See, for instance, “IEA’s Bombshell Warning: We’re Headed Toward 11°F Global Warming and “Delaying Action Is a False Economy.” Nordhaus continues:
One might argue that there are many uncertainties here, and we should wait until the uncertainties are resolved. Yes, there are many uncertainties. That does not imply that action should be delayed. Indeed, my experience in studying this subject for many years is that we have discovered more puzzles and greater uncertainties as researchers dig deeper into the field. There are continuing major questions about the future of the great ice sheets of Greenland and West Antarctica; the thawing of vast deposits of frozen methane; changes in the circulation patterns of the North Atlantic; the potential for runaway warming; and the impacts of ocean carbonization and acidification. Moreover, our economic models have great difficulties incorporating these major geophysical changes and their impacts in a reliable manner.

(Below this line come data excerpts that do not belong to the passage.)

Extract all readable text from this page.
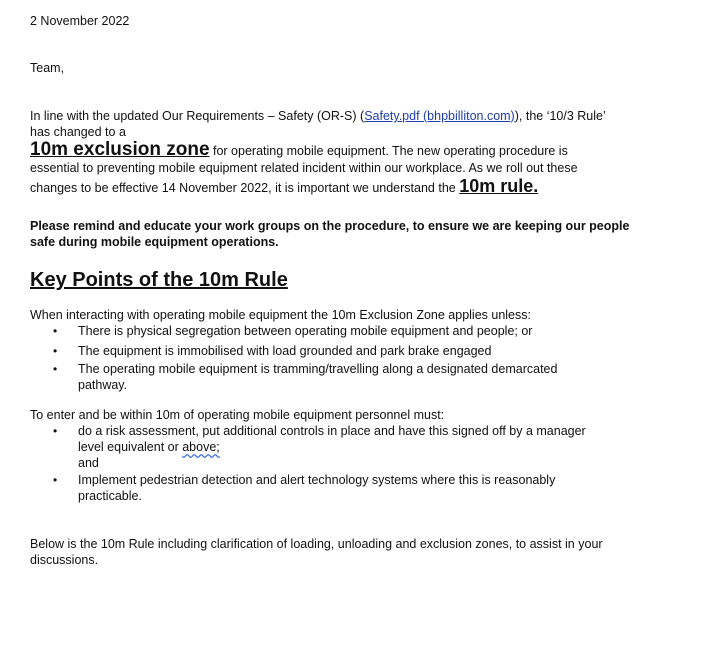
2 November 2022

Team,

In line with the updated Our Requirements – Safety (OR-S) (Safety.pdf (bhpbilliton.com)), the ‘10/3 Rule’ has changed to a
10m exclusion zone for operating mobile equipment. The new operating procedure is essential to preventing mobile equipment related incident within our workplace. As we roll out these changes to be effective 14 November 2022, it is important we understand the 10m rule.

Please remind and educate your work groups on the procedure, to ensure we are keeping our people safe during mobile equipment operations.

Key Points of the 10m Rule

When interacting with operating mobile equipment the 10m Exclusion Zone applies unless:

• There is physical segregation between operating mobile equipment and people; or
• The equipment is immobilised with load grounded and park brake engaged
• The operating mobile equipment is tramming/travelling along a designated demarcated pathway.

To enter and be within 10m of operating mobile equipment personnel must:

• do a risk assessment, put additional controls in place and have this signed off by a manager level equivalent or above;
and
• Implement pedestrian detection and alert technology systems where this is reasonably practicable.

Below is the 10m Rule including clarification of loading, unloading and exclusion zones, to assist in your discussions.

See, for instance, Harvard economist: Climate cost-benefit analyses are “unusually misleading,” warns colleagues “we may be deluding ourselves and others.”
Policies implemented today serve as a hedge against unsuspected future dangers that suddenly emerge to threaten our economies or environment. So, if anything, the uncertainties would point to a more rather than less forceful policy—and one starting sooner rather than later—to slow climate change.
The group of sixteen scientists argues that we should avoid alarm about climate change. I am equally concerned by those who allege that we will incur economic catastrophes if we take steps to slow climate change. The claim that cap-and-trade legislation or carbon taxes would be ruinous or disastrous to our societies does not stand up to serious economic analysis. We need to approach the issues with a cool head and a warm heart. And with respect for sound logic and good science.
Precisely.
Kudos to Nordhaus for speaking up and setting the record straight.